A mo’ di eccellente consolazione, sopra i banconi sono orgogliosamente in mostra e in vendita granaglie e legumi genuini, ad esempio ceci, zuppe miste, lenticchie e talvolta i deliziosi fagioli zolfini del Pratomagno, insigniti della denominazione di origine protetta. Non è da meno l’ottima farina prodotta con le squisite castagne portate al mulino, adesso che è stagione, da “Quelli di Cetica”. Il curioso appellativo è presto spiegato: si tratta di un gruppo di persone appassionate della propria terra che, con il contributo di Comune, Provincia, Università di Firenze e della Pro Loco guidata da Mauro Mugnai, sono riuscite a salvare una comunità e un territorio destinati all’oblio, come tanti piccoli centri delle nostre montagne. Alcuni dei prodotti più profondamente legati alla cultura locale, che sembravano destinati a scomparire, sono stati recuperati e riproposti come specialità locali di qualità: e così Cetica, da paese fantasma quale rischiava di diventare, ha ritrovato le proprie radici ed è tornata a ripopolarsi.
La prima ad essere rivalutata è stata l’ormai celebre patata rossa di Cetica, che in passato era uno dei pochissimi mezzi di sostentamento della popolazione provata dalle guerre e dai rigidi inverni.
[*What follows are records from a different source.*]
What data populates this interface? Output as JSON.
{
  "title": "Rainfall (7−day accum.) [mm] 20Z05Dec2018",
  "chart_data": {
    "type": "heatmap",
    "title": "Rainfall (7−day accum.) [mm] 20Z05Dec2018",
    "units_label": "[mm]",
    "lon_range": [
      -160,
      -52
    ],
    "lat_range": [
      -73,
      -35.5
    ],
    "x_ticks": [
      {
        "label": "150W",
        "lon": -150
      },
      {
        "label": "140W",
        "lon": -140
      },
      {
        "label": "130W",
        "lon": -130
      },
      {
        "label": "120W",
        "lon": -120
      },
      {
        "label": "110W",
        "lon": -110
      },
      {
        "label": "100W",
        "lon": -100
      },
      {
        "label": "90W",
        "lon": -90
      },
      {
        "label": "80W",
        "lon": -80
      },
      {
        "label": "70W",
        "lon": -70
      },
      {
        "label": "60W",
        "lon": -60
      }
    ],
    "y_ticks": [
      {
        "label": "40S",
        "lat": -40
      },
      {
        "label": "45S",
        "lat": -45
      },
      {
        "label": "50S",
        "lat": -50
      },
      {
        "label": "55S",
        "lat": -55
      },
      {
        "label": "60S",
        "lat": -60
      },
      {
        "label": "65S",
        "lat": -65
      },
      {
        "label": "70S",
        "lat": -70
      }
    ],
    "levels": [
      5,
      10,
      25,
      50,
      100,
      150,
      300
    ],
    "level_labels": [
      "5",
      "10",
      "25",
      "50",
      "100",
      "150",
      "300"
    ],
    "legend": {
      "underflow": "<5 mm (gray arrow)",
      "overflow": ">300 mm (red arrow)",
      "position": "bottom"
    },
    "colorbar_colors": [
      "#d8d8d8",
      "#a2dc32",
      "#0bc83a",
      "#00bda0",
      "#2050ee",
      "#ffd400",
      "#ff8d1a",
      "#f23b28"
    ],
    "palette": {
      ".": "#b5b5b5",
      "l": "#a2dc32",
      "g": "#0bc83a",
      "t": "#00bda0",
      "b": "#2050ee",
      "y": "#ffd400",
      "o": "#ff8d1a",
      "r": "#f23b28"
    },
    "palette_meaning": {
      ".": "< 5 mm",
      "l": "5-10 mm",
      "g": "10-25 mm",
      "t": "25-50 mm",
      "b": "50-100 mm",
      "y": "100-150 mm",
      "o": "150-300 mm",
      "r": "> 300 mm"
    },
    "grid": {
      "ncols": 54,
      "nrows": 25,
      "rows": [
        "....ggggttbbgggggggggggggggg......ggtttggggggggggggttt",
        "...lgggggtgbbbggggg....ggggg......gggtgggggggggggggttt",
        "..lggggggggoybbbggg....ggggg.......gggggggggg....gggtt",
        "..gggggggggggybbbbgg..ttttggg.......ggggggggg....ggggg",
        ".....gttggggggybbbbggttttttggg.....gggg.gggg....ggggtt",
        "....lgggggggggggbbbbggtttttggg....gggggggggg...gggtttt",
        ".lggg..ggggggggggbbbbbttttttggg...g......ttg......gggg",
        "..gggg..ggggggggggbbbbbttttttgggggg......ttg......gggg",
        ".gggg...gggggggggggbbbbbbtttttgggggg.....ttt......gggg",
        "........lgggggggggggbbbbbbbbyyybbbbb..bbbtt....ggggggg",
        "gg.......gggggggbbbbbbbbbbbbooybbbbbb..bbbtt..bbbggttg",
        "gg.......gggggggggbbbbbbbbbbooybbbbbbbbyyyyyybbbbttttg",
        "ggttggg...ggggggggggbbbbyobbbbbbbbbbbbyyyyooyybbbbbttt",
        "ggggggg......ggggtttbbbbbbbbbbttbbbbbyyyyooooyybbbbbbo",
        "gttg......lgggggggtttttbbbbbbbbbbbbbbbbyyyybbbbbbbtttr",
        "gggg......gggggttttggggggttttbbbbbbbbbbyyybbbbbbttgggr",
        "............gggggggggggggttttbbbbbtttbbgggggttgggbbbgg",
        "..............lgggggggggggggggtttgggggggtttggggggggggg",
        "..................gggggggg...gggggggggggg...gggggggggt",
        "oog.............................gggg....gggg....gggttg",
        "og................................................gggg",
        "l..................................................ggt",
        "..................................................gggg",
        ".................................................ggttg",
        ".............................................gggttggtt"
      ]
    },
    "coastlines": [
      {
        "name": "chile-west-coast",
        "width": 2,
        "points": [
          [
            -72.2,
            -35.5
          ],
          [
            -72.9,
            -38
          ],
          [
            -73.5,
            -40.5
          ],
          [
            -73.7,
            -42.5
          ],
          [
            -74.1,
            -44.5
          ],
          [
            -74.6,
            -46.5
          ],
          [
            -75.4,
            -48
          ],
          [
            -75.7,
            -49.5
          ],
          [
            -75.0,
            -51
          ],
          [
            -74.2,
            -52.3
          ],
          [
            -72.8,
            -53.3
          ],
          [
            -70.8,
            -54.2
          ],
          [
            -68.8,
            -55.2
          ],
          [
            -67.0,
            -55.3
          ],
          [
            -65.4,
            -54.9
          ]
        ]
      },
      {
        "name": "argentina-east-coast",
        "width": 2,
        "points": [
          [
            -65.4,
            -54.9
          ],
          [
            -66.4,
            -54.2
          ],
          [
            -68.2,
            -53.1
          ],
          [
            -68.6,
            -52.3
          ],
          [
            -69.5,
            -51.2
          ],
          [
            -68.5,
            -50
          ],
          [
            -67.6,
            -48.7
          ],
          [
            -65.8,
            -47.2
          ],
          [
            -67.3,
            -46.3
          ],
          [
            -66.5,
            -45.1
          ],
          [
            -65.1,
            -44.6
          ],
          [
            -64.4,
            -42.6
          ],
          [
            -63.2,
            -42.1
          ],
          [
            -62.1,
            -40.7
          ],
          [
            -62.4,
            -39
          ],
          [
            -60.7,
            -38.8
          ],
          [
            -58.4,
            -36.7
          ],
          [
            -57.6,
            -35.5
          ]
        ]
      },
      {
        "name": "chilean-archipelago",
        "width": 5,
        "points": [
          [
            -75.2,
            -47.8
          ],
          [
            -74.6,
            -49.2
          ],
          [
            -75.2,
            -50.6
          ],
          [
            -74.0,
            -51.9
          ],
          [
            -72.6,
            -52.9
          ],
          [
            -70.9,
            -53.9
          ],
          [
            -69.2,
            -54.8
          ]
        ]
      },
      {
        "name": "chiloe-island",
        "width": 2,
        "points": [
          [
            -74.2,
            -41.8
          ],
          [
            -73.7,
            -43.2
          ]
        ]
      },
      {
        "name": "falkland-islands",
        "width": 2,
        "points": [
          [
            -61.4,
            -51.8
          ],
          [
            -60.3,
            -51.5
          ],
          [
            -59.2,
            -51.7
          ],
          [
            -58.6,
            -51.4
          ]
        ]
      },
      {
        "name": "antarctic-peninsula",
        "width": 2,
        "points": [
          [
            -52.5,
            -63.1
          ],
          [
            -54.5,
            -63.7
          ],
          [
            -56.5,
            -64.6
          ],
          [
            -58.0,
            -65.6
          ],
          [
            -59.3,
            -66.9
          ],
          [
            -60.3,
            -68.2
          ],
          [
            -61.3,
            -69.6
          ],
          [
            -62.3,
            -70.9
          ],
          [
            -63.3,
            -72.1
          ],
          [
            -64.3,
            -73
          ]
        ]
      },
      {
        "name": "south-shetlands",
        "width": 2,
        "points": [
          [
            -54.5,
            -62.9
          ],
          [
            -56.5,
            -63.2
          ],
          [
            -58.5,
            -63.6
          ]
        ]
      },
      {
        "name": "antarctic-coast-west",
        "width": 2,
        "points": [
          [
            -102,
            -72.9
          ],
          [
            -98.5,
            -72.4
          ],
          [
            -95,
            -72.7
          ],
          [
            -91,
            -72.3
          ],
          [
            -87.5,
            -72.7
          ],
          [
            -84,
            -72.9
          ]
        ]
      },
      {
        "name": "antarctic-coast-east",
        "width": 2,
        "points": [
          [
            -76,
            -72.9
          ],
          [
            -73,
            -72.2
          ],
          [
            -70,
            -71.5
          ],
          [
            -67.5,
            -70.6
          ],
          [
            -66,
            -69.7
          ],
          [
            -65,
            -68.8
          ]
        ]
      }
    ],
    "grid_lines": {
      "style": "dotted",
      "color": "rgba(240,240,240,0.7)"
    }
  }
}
Nel 2000 una brutta virosi l’aveva portata a scomparire quasi del tutto, ma grazie a un produttore che ne aveva conservato il seme è stato possibile salvare il tubero, che dal 2005 gode della tutela di un apposito consorzio. La festa in suo onore si tiene a luglio, poco prima del raccolto che quest’anno è stato particolarmente abbondante, coinvolgendo giovani e vecchi come l’arzillo ottantenne Pietro Cargi il cui padre, ci racconta, fu ucciso dai tedeschi mentre cercava funghi qui intorno.
Ma a Cetica non ci sono solo patate. Grazie all’impegno della gente e degli enti locali sono stati trovati fondi per restaurare un ponte romanico e sono stati rivalutati antichi mestieri come il carbonaio (a cui sono dedicati un ecomuseo e un suggestivo allestimento didattico). E ancora, sono stati intervistati gli anziani e spulciate intere biblioteche per riportare in auge i poeti estemporanei di un tempo, veri artisti popolari dell’ottava rima resa celebre dai poemetti del Boccaccio e tramandatasi fin dal Medioevo. Non mancano, ovviamente, i tesori d’arte che caratterizzano ognuno di questi paesi: qui si tratta della duecentesca chiesa di Santa Maria e San Michele, con la bellissima Madonna del Melograno del Cesellino, un Crocefisso ligneo dalle braccia snodabili della scuola di Donatello e la Vergine in trono di Bicci di Lorenzo.
Per entrare in perfetta sintonia con questo piccolo mondo antico, niente di meglio della sagra dedicata alle castagne che si svolge quest’anno nel primo finesettimana di novembre: potrete raccogliere i prelibati marroni locali, passeggiare nei boschi, assistere alla rievocazione della pestatura, partecipare a cene a base di prodotti tipici.
Ci saranno le musiche popolari del chitarrista Enzo Carro, napoletano trapiantato a Firenze, e naturalmente i canti in ottava rima, riesumati dai versi del defunto poeta dialettale Antonio Bettazzi. Poi, a sera fatta, potrete partecipare alla veglia nel seccatoio: era in questi rifugi secolari, mentre il fuoco prosciugava lentamente la castagna, che i nostri nonni si riunivano. Sarà un autentico salto nel passato, quando non c’era la televisione e lo stare in compagnia era un valore quotidiano. Nei seccatoi di Cetica la gente si raccontava di paure, gioie, dolori, chiacchierava di politica non meno che di patate, condivideva quel poco che c’era, e magari vedeva nascere nuovi amori. Ma l’amore più grande, forse, è quello dei casentinesi per il loro Casentino.